The effects of any public option in health care reform will depend critically on details of how it is structured, and how well it is implemented over time. Consider how public option designs would affect the goals of universal insurance, cost control, efficiency, and choice:
1. Universal insurance: To tackle the uninsurance problem, a public option is not necessary. Many European countries have achieved near-universal insurance in the context of private insurance markets without a public option, e.g., Switzerland and the Netherlands. But if a public option reduced costs, then it could ease the budgetary strain of reducing uninsurance.
2. Cost Control: A key goal of a public option would be to slow cost growth. Savings would not happen from reducing insurer profits as some have assumed – insurer profits are a small part of health care costs, and already over half of the privately insured are with non-profit insurers. Rather, significant savings could come by lowering provider reimbursement prices. Is a public option necessary to do so? Again, other countries such as Switzerland have much lower costs than the U.S. even without a public option … but generally they employ other tools that we don’t to control costs.
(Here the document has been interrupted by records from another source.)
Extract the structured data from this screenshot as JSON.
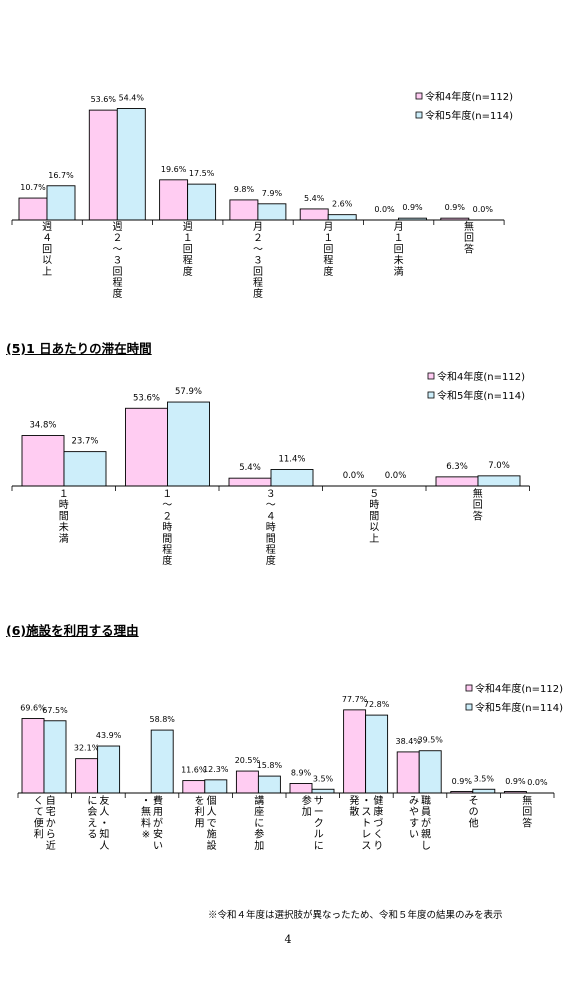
{
  "colors": {
    "series1": "#ffccf2",
    "series2": "#cdeefa",
    "axis": "#000000"
  },
  "sections": [
    {
      "title": ""
    },
    {
      "title": "(5)1 日あたりの滞在時間"
    },
    {
      "title": "(6)施設を利用する理由"
    }
  ],
  "footnote": "※令和４年度は選択肢が異なったため、令和５年度の結果のみを表示",
  "page_number": "4",
  "chart_data": [
    {
      "type": "bar",
      "categories": [
        "週４回以上",
        "週２～３回程度",
        "週１回程度",
        "月２～３回程度",
        "月１回程度",
        "月１回未満",
        "無回答"
      ],
      "series": [
        {
          "name": "令和4年度(n=112)",
          "values": [
            10.7,
            53.6,
            19.6,
            9.8,
            5.4,
            0.0,
            0.9
          ],
          "labels": [
            "10.7%",
            "53.6%",
            "19.6%",
            "9.8%",
            "5.4%",
            "0.0%",
            "0.9%"
          ]
        },
        {
          "name": "令和5年度(n=114)",
          "values": [
            16.7,
            54.4,
            17.5,
            7.9,
            2.6,
            0.9,
            0.0
          ],
          "labels": [
            "16.7%",
            "54.4%",
            "17.5%",
            "7.9%",
            "2.6%",
            "0.9%",
            "0.0%"
          ]
        }
      ],
      "legend": "top-right"
    },
    {
      "type": "bar",
      "categories": [
        "１時間未満",
        "１～２時間程度",
        "３～４時間程度",
        "５時間以上",
        "無回答"
      ],
      "series": [
        {
          "name": "令和4年度(n=112)",
          "values": [
            34.8,
            53.6,
            5.4,
            0.0,
            6.3
          ],
          "labels": [
            "34.8%",
            "53.6%",
            "5.4%",
            "0.0%",
            "6.3%"
          ]
        },
        {
          "name": "令和5年度(n=114)",
          "values": [
            23.7,
            57.9,
            11.4,
            0.0,
            7.0
          ],
          "labels": [
            "23.7%",
            "57.9%",
            "11.4%",
            "0.0%",
            "7.0%"
          ]
        }
      ],
      "legend": "top-right"
    },
    {
      "type": "bar",
      "categories": [
        "自宅から近くて便利",
        "友人・知人に会える",
        "費用が安い・無料※",
        "個人で施設を利用",
        "講座に参加",
        "サークルに参加",
        "健康づくり・ストレス発散",
        "職員が親しみやすい",
        "その他",
        "無回答"
      ],
      "series": [
        {
          "name": "令和4年度(n=112)",
          "values": [
            69.6,
            32.1,
            null,
            11.6,
            20.5,
            8.9,
            77.7,
            38.4,
            0.9,
            0.9
          ],
          "labels": [
            "69.6%",
            "32.1%",
            "",
            "11.6%",
            "20.5%",
            "8.9%",
            "77.7%",
            "38.4%",
            "0.9%",
            "0.9%"
          ]
        },
        {
          "name": "令和5年度(n=114)",
          "values": [
            67.5,
            43.9,
            58.8,
            12.3,
            15.8,
            3.5,
            72.8,
            39.5,
            3.5,
            0.0
          ],
          "labels": [
            "67.5%",
            "43.9%",
            "58.8%",
            "12.3%",
            "15.8%",
            "3.5%",
            "72.8%",
            "39.5%",
            "3.5%",
            "0.0%"
          ]
        }
      ],
      "legend": "top-right"
    }
  ]
}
All-payer rate regulation is a key such tool, in which governments work with payers and providers to regulate provider prices, thus limiting the ability of providers to exploit market power. This approach has helped slow cost growth in Europe, and helped also in parts of the U.S. before it was largely abandoned during 1980s deregulation. But given that all-payer rate regulation is not politically feasible at this point in time in the United States, the public option is an indirect tool for reining in potentially excessive prices. This would require a strong version of a public option, in which government used its power to enforce lower prices.
3. Efficiency: But a strong version of a public option raises potential efficiency concerns. If the government undercut prices so much as to force out even relatively efficient private insurers such as Kaiser, then over time we could lose the dynamic efficiency benefits of innovation from these private firms. For example, Medicare has a poor history of providing preventive care and efficiently managing care of the chronically ill. Thus while under best-case scenarios a public option could reduce many inefficiencies in our current system, there is also a non-trivial danger of making things worse.
4. Choice: A public option could meaningfully expand insurance choice in parts of the country that currently have little insurance competition. But this will depend critically on how a public option is structured. In many markets insurance competition is robust, with substantial choice for people with middle or higher incomes. But low-income people are often ill-served by current private insurance markets, with low-premium choices requiring higher cost-sharing than may be appropriate. These low-income people could be better served by offering a public insurance option that offers low premiums with low cost-sharing by relying on lower-cost public and non-profit providers. Various counties operate this type of public option already, with our local Healthy San Francisco program being a prominent example, showing the substantial demand that exists for such programs already among low-income people. A version of this, albeit imperfect, could be quickly scaled-up by allowing near-poor individuals the option of buying into their state Medicaid plan. Regardless of how the debate turns out regarding the broader Medicare-like public options being discussed in Congress now, meaningful choice for low-income folks (i.e., groups disproportionately uninsured) could be well-served by offering choices for these types of low-cost public plans.